Et l'auteur de ce récit touchant, sans appareil et sans phrases, ajoute: «Cette scène fut pour moi admirable, cruellement douloureuse, et ne sortira jamais de ma mémoire.»

Quelques heures plus tard, dans la nuit du 3 au 4 juin, l'objet de tant de joie, devenu l'objet de tant de larmes, n'existait plus, et le pauvre monarque écrivait sur son journal: «Jeudi 4, mort de mon fils à une heure du matin. La messe en particulier à huit heures trois quarts. Je n'ai vu que ma Maison et les princes à l'ordre.» Le 8, les honneurs furent rendus au Dauphin à Meudon; douze archevêques et évêques, accompagnés de douze curés, douze gentilshommes, vingt-huit membres du Tiers-État représentèrent leurs Ordres respectifs à cette triste cérémonie.
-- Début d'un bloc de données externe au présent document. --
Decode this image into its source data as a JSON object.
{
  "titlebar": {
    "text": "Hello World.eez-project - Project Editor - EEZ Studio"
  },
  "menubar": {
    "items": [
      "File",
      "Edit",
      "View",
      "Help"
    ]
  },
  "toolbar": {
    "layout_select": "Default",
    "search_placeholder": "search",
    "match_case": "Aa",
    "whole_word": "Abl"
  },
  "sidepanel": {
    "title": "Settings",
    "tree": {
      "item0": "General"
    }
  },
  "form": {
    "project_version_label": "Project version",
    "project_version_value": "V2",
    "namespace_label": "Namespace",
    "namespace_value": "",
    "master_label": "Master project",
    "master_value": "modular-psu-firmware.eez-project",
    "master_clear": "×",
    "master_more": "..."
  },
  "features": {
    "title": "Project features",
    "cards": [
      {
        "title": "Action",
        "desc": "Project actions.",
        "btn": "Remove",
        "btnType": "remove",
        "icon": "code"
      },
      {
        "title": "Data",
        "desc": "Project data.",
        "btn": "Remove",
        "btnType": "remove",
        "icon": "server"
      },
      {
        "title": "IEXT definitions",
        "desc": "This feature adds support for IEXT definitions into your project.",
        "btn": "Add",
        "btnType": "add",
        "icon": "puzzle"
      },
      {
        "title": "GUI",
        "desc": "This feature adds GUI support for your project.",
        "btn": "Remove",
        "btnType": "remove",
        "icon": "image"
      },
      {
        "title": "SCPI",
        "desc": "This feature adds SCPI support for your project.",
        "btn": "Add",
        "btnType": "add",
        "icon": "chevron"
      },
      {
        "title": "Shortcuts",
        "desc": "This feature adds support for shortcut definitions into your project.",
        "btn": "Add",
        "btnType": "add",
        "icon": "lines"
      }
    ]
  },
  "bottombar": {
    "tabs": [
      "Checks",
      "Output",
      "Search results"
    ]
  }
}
Dès le 4, Bailly, doyen du Tiers-État, s'était présenté au Château, au nom de son Ordre, pour «témoigner au Roi la sensibilité des Communes sur la mort du Dauphin» et demander en même temps qu'une députation du Tiers fût reçue par le prince pour lui remettre à lui-même une adresse sur la situation des affaires, «les députés des Communes ne pouvant reconnaître d'intermédiaire entre le Roi et son peuple [49]

Il insista d'un ton si impérieux, dit Weber, et avec des paroles si pressantes, que le Roi, tout absorbé qu'il fût dans sa douleur, dut céder à ces exigences et recevoir dès le samedi 6 juin, avant même les funérailles du Dauphin, les députés du Tiers [50]; mais peu d'empiétements sur son autorité l'affectèrent autant que cette violation du sanctuaire intime de ses regrets: «Il n'y a donc pas de pères, dans l'assemblée du Tiers?» dit-il avec un amer serrement de cœur [51].

Sept jours après, le 13 juin, le corps du Dauphin était transporté sans pompe à Saint-Denys. Il ne devait pas y reposer longtemps.